Whittet is on paid parental leave, which allows her to work a reduced schedule while she balances teaching and caring for Louisa. She has birth parent benefits, which entails a decreased workload and the ability to teach one class this quarter as opposed to two, which would constitute full-time employment. A new policy instituted this July will grant lecturers up to eight weeks of paid family leave beginning July 2021.
In its ongoing bargaining with UCOP, the UC-AFT wants to expand childcare benefits to non-birth parents, as well as adoptive parents, meaning they would receive the same kind of allowances for a reduced schedule like Whittet’s.
The pandemic exacerbated the economic strain on many lecturers, leading some to take up side jobs to earn extra cash on top of UC’s wages, Whittet said, noting a colleague of hers who is working in a tattoo parlor part time to make ends meet.
McIver used to teach at two different universities — UC Irvine and Loyola Marymount University — and said she knows lecturers who supplement their income through gig work like Uber and Lyft.
Lecturers’ job insecurity stems in part from their short-term contracts, which vary in how much time lecturers are promised a job depending on their department. Contracts can range from a single quarter to a few years, and after their contract expires, lecturers must re-apply for their jobs and hope the university decides to hire them again, according to Whittet.
After six years, or 18 quarters, lecturers are eligible for an excellence review, a process of review similar to academic tenure where a lecturer may be granted a continuing appointment in which they do not have to reapply for their jobs but still lack the protections that tenured professors have, according to McIver. Therefore, a lecturer who passes the review may still be laid off by the university.
Through contract negotiations, UC-AFT is demanding greater job security than what is provided by the current appointment system and is hoping to expand the time on lecturers’ contracts to provide more job security, said Craig-Wehrle.
But the negotiations have not been running smoothly, McIver said. In October, UC-AFT filed an unfair practice charge with PERB, alleging that the UC Board of Regents failed to bargain in good faith with UC-AFT. The complaint may receive a hearing from PERB if the two parties cannot reach an agreement.
UCOP most recently offered UC-AFT a contract on Nov. 12 extending lecturer benefits, but UC-AFT has not accepted it. McIver said the contract, while signifying some promising compromises, was disappointing overall because it offered a revised appointment process but did not address retaining lecturers before they reached a two-year appointment.
The contract UCOP offered expands job security by restructuring lecturer appointment times before the excellence review in a “1-1-2-2” year schedule before they receive an excellence review, according to McIver.
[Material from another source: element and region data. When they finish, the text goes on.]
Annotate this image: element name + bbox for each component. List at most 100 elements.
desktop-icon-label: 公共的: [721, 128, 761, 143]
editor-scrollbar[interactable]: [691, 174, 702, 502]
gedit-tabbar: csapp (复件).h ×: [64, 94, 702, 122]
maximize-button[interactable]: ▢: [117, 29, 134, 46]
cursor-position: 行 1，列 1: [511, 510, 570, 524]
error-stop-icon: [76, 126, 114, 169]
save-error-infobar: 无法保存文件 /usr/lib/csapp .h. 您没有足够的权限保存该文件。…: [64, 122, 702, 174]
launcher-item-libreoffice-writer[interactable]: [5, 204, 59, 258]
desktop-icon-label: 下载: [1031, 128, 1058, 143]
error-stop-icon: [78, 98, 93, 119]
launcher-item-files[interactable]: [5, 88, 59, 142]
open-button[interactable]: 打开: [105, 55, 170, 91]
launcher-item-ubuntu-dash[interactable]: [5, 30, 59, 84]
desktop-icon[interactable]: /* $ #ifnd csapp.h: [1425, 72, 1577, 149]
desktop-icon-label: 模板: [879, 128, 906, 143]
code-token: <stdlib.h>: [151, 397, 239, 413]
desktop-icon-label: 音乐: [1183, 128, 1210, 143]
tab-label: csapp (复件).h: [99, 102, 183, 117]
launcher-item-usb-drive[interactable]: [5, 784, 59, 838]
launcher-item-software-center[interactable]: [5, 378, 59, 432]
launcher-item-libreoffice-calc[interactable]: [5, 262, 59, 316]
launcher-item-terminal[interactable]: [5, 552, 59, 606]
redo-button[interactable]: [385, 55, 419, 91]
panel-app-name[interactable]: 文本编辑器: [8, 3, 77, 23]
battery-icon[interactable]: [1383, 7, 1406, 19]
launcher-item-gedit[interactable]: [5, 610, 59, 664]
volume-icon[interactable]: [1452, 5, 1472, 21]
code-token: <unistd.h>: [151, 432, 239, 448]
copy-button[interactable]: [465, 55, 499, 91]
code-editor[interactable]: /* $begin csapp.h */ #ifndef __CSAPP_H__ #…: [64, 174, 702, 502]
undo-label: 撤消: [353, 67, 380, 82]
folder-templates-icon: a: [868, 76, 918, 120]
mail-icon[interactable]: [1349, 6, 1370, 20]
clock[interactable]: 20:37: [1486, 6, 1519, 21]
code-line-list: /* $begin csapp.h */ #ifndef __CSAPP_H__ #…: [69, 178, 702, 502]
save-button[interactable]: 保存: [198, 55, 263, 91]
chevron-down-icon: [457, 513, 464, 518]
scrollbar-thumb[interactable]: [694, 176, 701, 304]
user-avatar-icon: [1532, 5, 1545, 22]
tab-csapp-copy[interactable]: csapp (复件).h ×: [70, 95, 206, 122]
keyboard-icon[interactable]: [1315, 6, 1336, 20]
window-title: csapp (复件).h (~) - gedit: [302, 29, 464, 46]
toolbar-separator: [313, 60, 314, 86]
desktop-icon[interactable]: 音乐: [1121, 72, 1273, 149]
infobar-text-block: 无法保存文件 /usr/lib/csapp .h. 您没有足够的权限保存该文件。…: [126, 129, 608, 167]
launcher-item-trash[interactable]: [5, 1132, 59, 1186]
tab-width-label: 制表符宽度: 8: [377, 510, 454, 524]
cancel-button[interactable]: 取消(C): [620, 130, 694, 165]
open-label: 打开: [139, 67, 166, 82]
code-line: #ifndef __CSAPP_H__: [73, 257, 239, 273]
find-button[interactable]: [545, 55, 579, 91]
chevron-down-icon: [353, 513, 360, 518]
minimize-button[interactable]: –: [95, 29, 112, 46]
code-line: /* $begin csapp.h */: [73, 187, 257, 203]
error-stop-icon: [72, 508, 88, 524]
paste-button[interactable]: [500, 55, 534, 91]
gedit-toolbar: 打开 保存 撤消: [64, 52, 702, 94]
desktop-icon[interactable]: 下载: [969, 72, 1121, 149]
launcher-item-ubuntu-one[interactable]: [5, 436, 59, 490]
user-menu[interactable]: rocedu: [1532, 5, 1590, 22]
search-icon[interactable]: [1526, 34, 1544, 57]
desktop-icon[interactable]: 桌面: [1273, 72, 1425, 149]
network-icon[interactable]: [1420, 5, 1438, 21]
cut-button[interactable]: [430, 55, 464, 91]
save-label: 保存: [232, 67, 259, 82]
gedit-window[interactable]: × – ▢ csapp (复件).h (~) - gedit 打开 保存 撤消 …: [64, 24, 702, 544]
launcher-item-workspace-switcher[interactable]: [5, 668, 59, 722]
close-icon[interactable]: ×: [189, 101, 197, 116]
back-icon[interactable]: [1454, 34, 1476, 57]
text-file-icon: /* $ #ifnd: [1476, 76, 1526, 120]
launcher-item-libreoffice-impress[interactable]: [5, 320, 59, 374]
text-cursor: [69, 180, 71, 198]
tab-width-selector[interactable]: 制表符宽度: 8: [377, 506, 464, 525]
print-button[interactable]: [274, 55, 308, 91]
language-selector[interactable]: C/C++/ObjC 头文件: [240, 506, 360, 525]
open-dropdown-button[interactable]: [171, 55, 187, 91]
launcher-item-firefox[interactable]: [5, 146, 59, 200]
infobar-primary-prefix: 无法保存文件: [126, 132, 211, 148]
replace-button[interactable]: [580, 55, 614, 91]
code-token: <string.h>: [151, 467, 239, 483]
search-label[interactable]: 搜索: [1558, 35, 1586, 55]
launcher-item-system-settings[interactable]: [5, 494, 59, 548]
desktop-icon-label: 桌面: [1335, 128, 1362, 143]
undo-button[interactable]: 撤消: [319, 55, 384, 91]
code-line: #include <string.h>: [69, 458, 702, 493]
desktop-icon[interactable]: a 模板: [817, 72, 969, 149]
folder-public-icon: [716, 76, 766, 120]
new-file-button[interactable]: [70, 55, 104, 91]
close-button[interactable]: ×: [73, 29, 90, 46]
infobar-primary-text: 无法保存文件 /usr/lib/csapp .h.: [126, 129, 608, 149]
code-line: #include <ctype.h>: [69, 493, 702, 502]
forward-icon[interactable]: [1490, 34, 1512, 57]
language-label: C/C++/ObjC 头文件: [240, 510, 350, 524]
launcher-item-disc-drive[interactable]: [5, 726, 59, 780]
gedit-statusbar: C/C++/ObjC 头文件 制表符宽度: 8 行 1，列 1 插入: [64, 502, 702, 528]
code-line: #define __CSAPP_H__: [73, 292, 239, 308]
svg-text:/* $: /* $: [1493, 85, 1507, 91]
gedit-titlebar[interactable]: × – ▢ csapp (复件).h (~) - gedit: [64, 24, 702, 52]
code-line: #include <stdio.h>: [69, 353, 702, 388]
“What’s key for us in order to bridge the gaps between appointments are 1) a fair and consistent review/evaluation process and 2) a commitment to rehiring competent faculty before new candidates are recruited,” McIver said in an email. “Management hasn’t shown any interest in either of those common sense concepts […] yet.”
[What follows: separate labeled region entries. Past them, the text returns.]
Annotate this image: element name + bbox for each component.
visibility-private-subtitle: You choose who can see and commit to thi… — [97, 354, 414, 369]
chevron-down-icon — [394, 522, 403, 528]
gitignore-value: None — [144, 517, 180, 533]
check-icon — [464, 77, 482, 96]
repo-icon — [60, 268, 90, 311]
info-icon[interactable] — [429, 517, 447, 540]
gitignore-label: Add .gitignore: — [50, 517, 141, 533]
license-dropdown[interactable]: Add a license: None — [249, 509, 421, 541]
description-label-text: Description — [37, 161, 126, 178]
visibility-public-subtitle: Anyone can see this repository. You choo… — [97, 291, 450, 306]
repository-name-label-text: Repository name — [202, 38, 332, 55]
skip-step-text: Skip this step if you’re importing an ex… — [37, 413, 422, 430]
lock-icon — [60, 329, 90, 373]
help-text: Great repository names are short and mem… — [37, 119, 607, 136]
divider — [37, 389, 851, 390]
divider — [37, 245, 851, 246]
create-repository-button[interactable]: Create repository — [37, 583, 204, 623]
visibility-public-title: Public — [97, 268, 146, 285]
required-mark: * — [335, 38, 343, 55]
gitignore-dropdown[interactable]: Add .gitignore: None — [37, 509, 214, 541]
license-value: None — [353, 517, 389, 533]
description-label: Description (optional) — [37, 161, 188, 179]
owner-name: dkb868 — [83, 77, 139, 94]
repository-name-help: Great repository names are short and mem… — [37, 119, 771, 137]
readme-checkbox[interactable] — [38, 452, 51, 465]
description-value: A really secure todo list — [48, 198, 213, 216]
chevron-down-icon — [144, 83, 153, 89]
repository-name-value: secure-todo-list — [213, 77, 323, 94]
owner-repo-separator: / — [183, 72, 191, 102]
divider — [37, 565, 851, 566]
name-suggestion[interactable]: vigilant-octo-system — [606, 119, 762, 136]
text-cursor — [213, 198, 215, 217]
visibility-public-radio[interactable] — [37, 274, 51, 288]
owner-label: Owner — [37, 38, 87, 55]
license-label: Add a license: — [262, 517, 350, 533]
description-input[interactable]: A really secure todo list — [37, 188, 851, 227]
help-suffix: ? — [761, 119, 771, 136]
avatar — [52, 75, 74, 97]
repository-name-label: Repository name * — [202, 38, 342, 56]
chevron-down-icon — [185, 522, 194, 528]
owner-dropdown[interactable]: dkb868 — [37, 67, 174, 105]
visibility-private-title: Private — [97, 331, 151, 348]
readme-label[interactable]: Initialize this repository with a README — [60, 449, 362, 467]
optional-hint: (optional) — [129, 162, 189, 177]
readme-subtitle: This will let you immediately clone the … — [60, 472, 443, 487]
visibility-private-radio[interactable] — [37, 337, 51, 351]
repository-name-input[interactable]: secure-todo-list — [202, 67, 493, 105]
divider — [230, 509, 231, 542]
UC-AFT has also put forward contracts that the UC has not accepted. McIver said UC-AFT is continuously working towards an agreement both parties can accept, though she says she is still frustrated with the UC and concerned for public higher education as a whole.
“One of the greatest tragedies of our generation is the adjunctification of higher education and particularly public higher education,” McIver said. “There are hundreds of thousands of really brilliant, talented, dedicated faculty members out there who just can’t get jobs because the universities won’t employ them in a steady way. And it is just a tragedy for the fate of public higher education.”